"Mom," my son reported, "I have to bring Chinese doughnuts and soy milk to Mandarin class on Tuesday."
"Oh -- okay. I know what Chinese doughnuts are, I think, but what kind of soy milk is it? Just the regular kind I can get at the grocery store?"
"Uhhhhm, I don't know."
"I'll send the teacher an email," I say, letting him off the hook.
"Okay. Thanks, Mom."
My son is at a distinct disadvantage in Mandarin class, all because his mother is ... Japanese. Most of the kids whose parents aren't immigrants at least have a mother of Chinese ancestry. Except for my son. I think it is a source of amusement for the teacher, since my son has a Chinese surname, and she seems to appreciate my effort to get the food assignments right. She is always careful to try to give us food assignments that we can handle, and explains things to my son as much as possible. This time, I was familiar with half the assignment -- the Chinese doughnuts, which I learned to enjoy because of my love of jook, that savory, soupy, comforting concoction that my roommate, Alice Wong, introduced me to the day after Thanksgiving back in college. Turkey jook. That's what turkey leftovers become in a Chinese American household. And Chinese doughnuts are the perfect partner to a bowl of jook.

Okay, who am I kidding? I knew I would need to go straight to the email when I went shopping for this. I walked into the market in Chinatown this morning, holding my phone up tentatively and asking, "Excuse me ... do you have soy milk? Dou Jiang?" I say, in my best invented Mandarin pronunciation. I point at my phone to the characters: 豆浆. The clerk nods her understanding. "Ohhh ... yes, dou jiang. I'm sorry but the delivery is not here yet from San Francisco. They make it fresh everyday. I'm sorry. You can come back later."
I have to explain that I cannot come back later, because I need it by 9:30 am for my son's Mandarin class. Plus, I need Chinese doughnuts, which they will dip into the soy milk. Does she have the kind of soy milk I would dip a Chinese doughnut into?
"Doughnut? In soy milk? Hmmm. Doughnut is very sweet. You don't want sweet soy milk," she gestures as if eating a round, American doughnut.
"Oh -- no, not that kind of doughnut. Chinese doughnut --" I gesture what I think indicates a long, tubular object, "-- like you eat with jook."
"Ahhhh! Okay. Soy milk. Uhmmm, this kind is good."
She directs me to a vacuum sealed box of soy milk with pictures of black beans on it.
Okay, looks good to me. I scan the nearby shelves to see what else I might want to buy, as long as I'm here, since I don't come to the Chinatown markets very often.

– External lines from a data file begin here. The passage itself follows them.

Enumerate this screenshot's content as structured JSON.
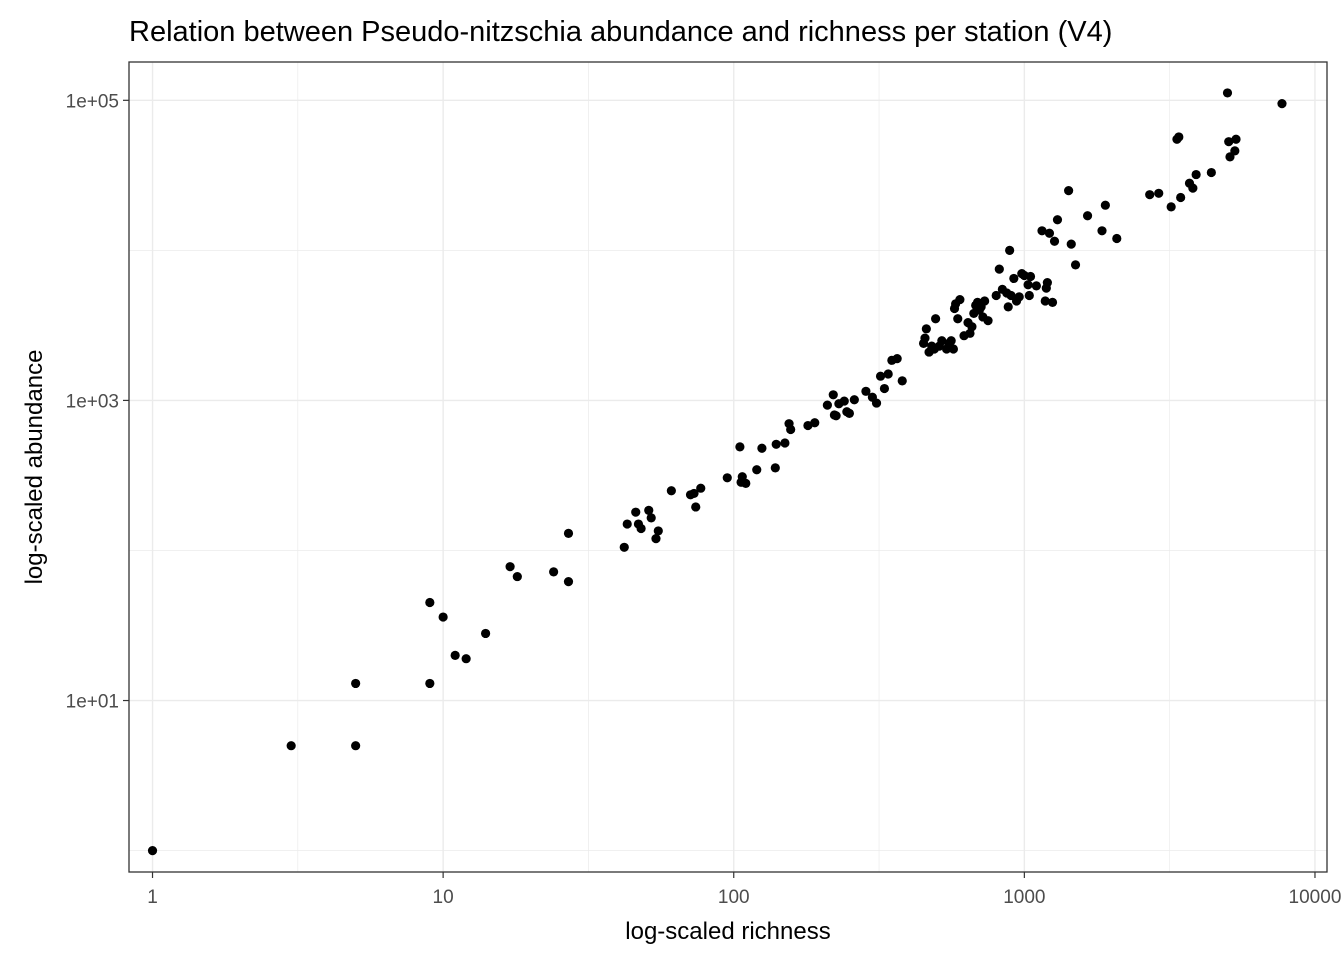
{
  "chart_data": {
    "type": "scatter",
    "title": "Relation between Pseudo-nitzschia abundance and richness per station (V4)",
    "xlabel": "log-scaled richness",
    "ylabel": "log-scaled abundance",
    "x_scale": "log10",
    "y_scale": "log10",
    "xlim": [
      0.83,
      11000
    ],
    "ylim": [
      0.72,
      180000
    ],
    "x_ticks": [
      {
        "value": 1,
        "label": "1"
      },
      {
        "value": 10,
        "label": "10"
      },
      {
        "value": 100,
        "label": "100"
      },
      {
        "value": 1000,
        "label": "1000"
      },
      {
        "value": 10000,
        "label": "10000"
      }
    ],
    "y_ticks": [
      {
        "value": 10,
        "label": "1e+01"
      },
      {
        "value": 1000,
        "label": "1e+03"
      },
      {
        "value": 100000,
        "label": "1e+05"
      }
    ],
    "grid": true,
    "colors": {
      "point": "#000000",
      "grid": "#ebebeb",
      "panel_border": "#333333",
      "tick_label": "#4d4d4d"
    },
    "points": [
      [
        1,
        1
      ],
      [
        3,
        5
      ],
      [
        5,
        5
      ],
      [
        5,
        13
      ],
      [
        9,
        13
      ],
      [
        9,
        45
      ],
      [
        10,
        36
      ],
      [
        11,
        20
      ],
      [
        12,
        19
      ],
      [
        14,
        28
      ],
      [
        17,
        78
      ],
      [
        18,
        67
      ],
      [
        24,
        72
      ],
      [
        27,
        62
      ],
      [
        27,
        130
      ],
      [
        42,
        105
      ],
      [
        43,
        150
      ],
      [
        46,
        180
      ],
      [
        47,
        150
      ],
      [
        48,
        140
      ],
      [
        51,
        185
      ],
      [
        52,
        165
      ],
      [
        54,
        120
      ],
      [
        55,
        135
      ],
      [
        61,
        250
      ],
      [
        71,
        235
      ],
      [
        73,
        240
      ],
      [
        74,
        195
      ],
      [
        77,
        260
      ],
      [
        95,
        305
      ],
      [
        105,
        490
      ],
      [
        106,
        285
      ],
      [
        107,
        310
      ],
      [
        110,
        280
      ],
      [
        120,
        345
      ],
      [
        125,
        480
      ],
      [
        139,
        355
      ],
      [
        140,
        510
      ],
      [
        150,
        520
      ],
      [
        155,
        700
      ],
      [
        157,
        640
      ],
      [
        180,
        680
      ],
      [
        190,
        710
      ],
      [
        210,
        930
      ],
      [
        220,
        1090
      ],
      [
        222,
        800
      ],
      [
        225,
        790
      ],
      [
        230,
        950
      ],
      [
        240,
        990
      ],
      [
        245,
        840
      ],
      [
        250,
        820
      ],
      [
        260,
        1010
      ],
      [
        285,
        1150
      ],
      [
        300,
        1050
      ],
      [
        310,
        960
      ],
      [
        320,
        1450
      ],
      [
        330,
        1200
      ],
      [
        340,
        1500
      ],
      [
        350,
        1850
      ],
      [
        365,
        1900
      ],
      [
        380,
        1350
      ],
      [
        450,
        2400
      ],
      [
        455,
        2600
      ],
      [
        460,
        3000
      ],
      [
        470,
        2100
      ],
      [
        480,
        2300
      ],
      [
        490,
        2200
      ],
      [
        495,
        3500
      ],
      [
        510,
        2300
      ],
      [
        520,
        2500
      ],
      [
        540,
        2200
      ],
      [
        550,
        2400
      ],
      [
        560,
        2500
      ],
      [
        570,
        2200
      ],
      [
        575,
        4100
      ],
      [
        580,
        4400
      ],
      [
        590,
        3500
      ],
      [
        600,
        4700
      ],
      [
        620,
        2700
      ],
      [
        640,
        3300
      ],
      [
        650,
        2800
      ],
      [
        660,
        3100
      ],
      [
        670,
        3800
      ],
      [
        680,
        4300
      ],
      [
        690,
        4500
      ],
      [
        700,
        4000
      ],
      [
        710,
        4200
      ],
      [
        720,
        3600
      ],
      [
        730,
        4600
      ],
      [
        750,
        3400
      ],
      [
        800,
        5000
      ],
      [
        820,
        7500
      ],
      [
        840,
        5500
      ],
      [
        870,
        5200
      ],
      [
        880,
        4200
      ],
      [
        890,
        10000
      ],
      [
        900,
        5000
      ],
      [
        920,
        6500
      ],
      [
        940,
        4600
      ],
      [
        960,
        4900
      ],
      [
        980,
        7000
      ],
      [
        1000,
        6800
      ],
      [
        1030,
        5900
      ],
      [
        1040,
        5000
      ],
      [
        1050,
        6700
      ],
      [
        1100,
        5800
      ],
      [
        1150,
        13500
      ],
      [
        1180,
        4600
      ],
      [
        1190,
        5600
      ],
      [
        1200,
        6100
      ],
      [
        1220,
        13000
      ],
      [
        1250,
        4500
      ],
      [
        1270,
        11500
      ],
      [
        1300,
        16000
      ],
      [
        1420,
        25000
      ],
      [
        1450,
        11000
      ],
      [
        1500,
        8000
      ],
      [
        1650,
        17000
      ],
      [
        1850,
        13500
      ],
      [
        1900,
        20000
      ],
      [
        2080,
        12000
      ],
      [
        2700,
        23500
      ],
      [
        2900,
        24000
      ],
      [
        3200,
        19500
      ],
      [
        3350,
        55000
      ],
      [
        3400,
        57000
      ],
      [
        3450,
        22500
      ],
      [
        3700,
        28000
      ],
      [
        3800,
        26000
      ],
      [
        3900,
        32000
      ],
      [
        4400,
        33000
      ],
      [
        5000,
        112000
      ],
      [
        5050,
        53000
      ],
      [
        5100,
        42000
      ],
      [
        5300,
        46000
      ],
      [
        5350,
        55000
      ],
      [
        7700,
        95000
      ]
    ]
  }
}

The clerk notices my gaze, and apparently has noticed something else about me, too. "Do you want anything else?" she asks, pointing to the shrink-wrapped confections on the counter, "Do you want some mochi?" she says with a smile, "It's good."
Of course, mochi. The only Japanese thing around. Try as I might to blend and at least come close to seeming ABC (American Born Chinese), my cover was apparently blown, no need to perpetrate. How did she know? Do I just look Japanese? Whatever the case, I found it amusing. I very politely say, "No, thank you, but they look very good," and make my purchase, thanking her and bowing my head slightly as I leave.